Contraband sugar found hidden in warehouses in Eastleigh, Ruiru and Nairobi’s Industrial Area is withheld at CID headquarters on Wednesday, June 13, 2018.According to Interior CS Fred Matiangi, chemical analysis on some of the 1,030 sacks of the seized sweetener also revealed copper contamination. [David Njaaga, Standard]

Billionaire Jaswant Rai now controls the largest share of Kenya’s sugar output even as once powerful miller Mumias Sugar was left holding on to a tea-spoon size of the market.

A new report by the Sugar Directorate has shown that Mr Rai, through his three sugar millers - West Kenya, Sukari Industries and Olepito Sugar Company - now controls over a third of the sugar produced locally.

Processing of imported sugar helped Rai’s millers increase their output in the first nine months of 2018, with South Nyanza-based Sukari raising its production by 120 per cent to 44,067 tonnes from 19,420 tonnes in the same period in 2017.

West Kenya increased its production by 47 per cent to Sh78,740 tonnes compared to 53,770 in the same period in 2017.

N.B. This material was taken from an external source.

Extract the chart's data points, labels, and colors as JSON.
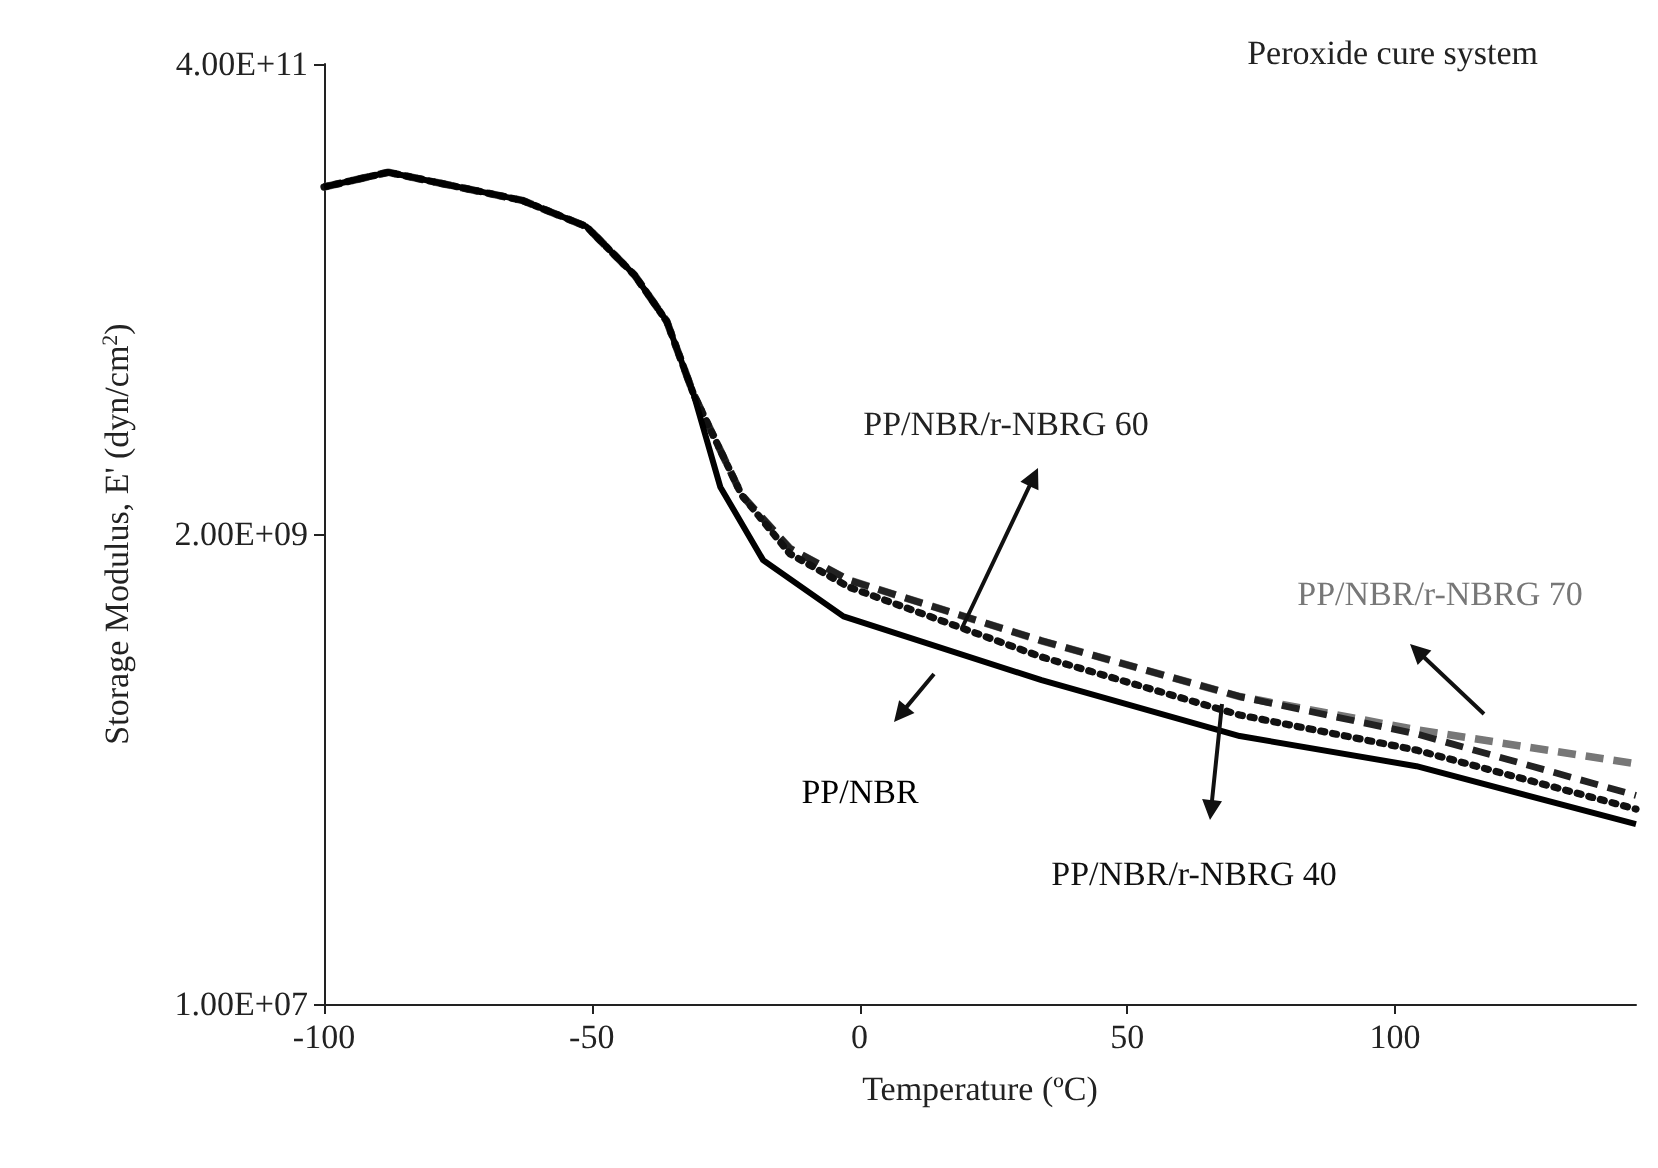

Olepito, Rai’s new baby with operations in Busia County, managed 3,858 tonnes of the sweetener, not far from Mumias Sugar’s 4,768 between January and September 2018.  

Mumias Sugar, which once produced more than half of Kenya’s sugar, had a share of 1.3 per cent during this period, a steep drop compared to its performance less than five years ago when it produced 47,320 tonnes in the year to June 2013.

“The production of one the powerhouses of Kenyan sugar industry, Mumias Sugar Factory, in the past has always merited attention. However, the dramatic downturn in Mumias sugarcane production in 2018 season has led to a very low sugar production of merely 4,768 tonnes in the period under review,” read the report.

The cash-strapped miller has been in the red for the last couple of years.

The report on the sugar market found that in the period under review, the quantity of sugar produced by all factories, except for Muhoroni Sugar Company, increased compared to last year.

But it was Rai’s three firms that played a key role in the improved performance.  

“The production was further boosted by operationalisation of Olepito Sugar Company and inclusion of processed bulk sugar imports at West Kenya and Sukari Mills,” said the Sugar Directorate.

Rai is said to have imported 180,000 tonnes of sugar after Treasury allowed duty-free entry in 2017. His explanation, as the storm raged on the quality of imported sugar, was that his firm invested in equipment to refine the bulk sugar it imported, making it safe for human consumption.

In 2017, expenditure on sugar imports was estimated at Sh61.5 billion. Official figures show that the quantity of sugar imports tripled from 377,300 tonnes in 2016 to 1,119,600 tonnes in 2017, mainly due to reduced production of sugarcane.

Local production recovered from a drought in 2017 with 362,018 tonnes of sugar produced between January and September this year, 43 per cent more than last year.